Why it matters: Malley, a former Middle East adviser to Barack Obama, took part in the negotiations over the Iran nuclear deal and is a strong supporter of a U.S. return to the agreement. Reports of his likely selection led to sharp criticism from opponents of the deal like Sen. Tom Cotton (R-Ark.), while former colleagues from the Obama administration rallied to Malley's defense.
- Malley, a longtime Middle East expert, is currently president and CEO of the International Crisis Group think tank.
- He'll serve as the top U.S. negotiator as Biden begins the delicate process of attempting to salvage the existing nuclear deal — which would mean lifting sanctions if Iran unwinds its recent nuclear acceleration — while trying to negotiate a broader and longer-lasting agreement.
What they're saying: Psaki said at Friday's press briefing that Iran needs to take the first step and return to full compliance with its nuclear deal commitments.
- Iranian officials say just the opposite — they'll return to compliance once the U.S. lifts sanctions.
- Officials from Israel and Gulf countries, which oppose the nuclear deal, have told Axios in recent days that they're concerned about Malley's appointment because they consider him a dove on Iran.

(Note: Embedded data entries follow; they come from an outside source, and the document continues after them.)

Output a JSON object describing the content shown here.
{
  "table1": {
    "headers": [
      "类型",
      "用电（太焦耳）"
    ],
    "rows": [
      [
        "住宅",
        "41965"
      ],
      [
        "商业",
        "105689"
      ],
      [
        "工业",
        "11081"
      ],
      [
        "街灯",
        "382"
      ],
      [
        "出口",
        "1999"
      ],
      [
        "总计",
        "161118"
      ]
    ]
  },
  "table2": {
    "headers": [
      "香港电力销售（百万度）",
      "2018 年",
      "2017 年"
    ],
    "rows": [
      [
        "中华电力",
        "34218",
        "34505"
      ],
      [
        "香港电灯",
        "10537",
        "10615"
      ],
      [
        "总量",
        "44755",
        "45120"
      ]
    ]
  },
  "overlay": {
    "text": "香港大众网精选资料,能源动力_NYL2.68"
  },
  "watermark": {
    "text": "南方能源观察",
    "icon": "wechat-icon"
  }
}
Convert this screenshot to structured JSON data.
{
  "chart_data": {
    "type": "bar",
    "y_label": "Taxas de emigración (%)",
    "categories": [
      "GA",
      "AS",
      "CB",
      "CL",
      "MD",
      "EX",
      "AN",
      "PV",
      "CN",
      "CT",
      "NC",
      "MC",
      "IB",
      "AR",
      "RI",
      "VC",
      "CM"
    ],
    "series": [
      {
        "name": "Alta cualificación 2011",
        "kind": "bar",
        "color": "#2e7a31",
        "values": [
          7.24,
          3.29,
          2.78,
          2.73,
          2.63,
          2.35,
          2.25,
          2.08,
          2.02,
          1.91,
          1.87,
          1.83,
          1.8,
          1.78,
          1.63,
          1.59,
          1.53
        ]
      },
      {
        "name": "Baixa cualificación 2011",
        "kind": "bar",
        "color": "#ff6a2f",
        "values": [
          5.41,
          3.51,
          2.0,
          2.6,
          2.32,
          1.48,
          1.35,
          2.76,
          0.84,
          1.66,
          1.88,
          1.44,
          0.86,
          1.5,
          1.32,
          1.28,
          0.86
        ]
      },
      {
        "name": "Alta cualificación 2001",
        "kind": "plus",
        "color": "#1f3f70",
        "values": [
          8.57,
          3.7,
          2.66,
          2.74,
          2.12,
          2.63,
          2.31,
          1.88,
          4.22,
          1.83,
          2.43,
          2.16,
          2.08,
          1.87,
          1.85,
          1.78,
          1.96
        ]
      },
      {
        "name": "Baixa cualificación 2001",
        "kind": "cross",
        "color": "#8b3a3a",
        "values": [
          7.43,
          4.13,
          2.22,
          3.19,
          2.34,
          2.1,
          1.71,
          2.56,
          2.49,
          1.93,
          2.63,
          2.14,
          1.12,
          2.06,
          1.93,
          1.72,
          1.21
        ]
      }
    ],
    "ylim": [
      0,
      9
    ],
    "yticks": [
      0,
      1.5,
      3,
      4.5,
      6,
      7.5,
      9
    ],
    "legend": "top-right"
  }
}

- French President Emmanuel Macron said Friday in a briefing with reporters that any future talks on a deal with Iran must include Saudi Arabia and other Gulf countries in order to avoid the mistakes of 2015, when those countries were not consulted.
- Secretary of State Tony Blinken has already given assurances that the Gulf countries and Israel will be consulted.
Flashback: Malley told Axios earlier this month that a lasting deal with Iran would be more achievable by first returning to the previous agreement, and that it could be easier to reach a preliminary agreement before Iran's presidential elections in June.
- But he cautioned that the process would be difficult, and he said the direction of travel in Iran would ultimately be set by the supreme leader.
- “Some steps that Iran could take could backfire," Malley added. "I think there comes a point at which more pressure might mean that the Biden administration will change course as well."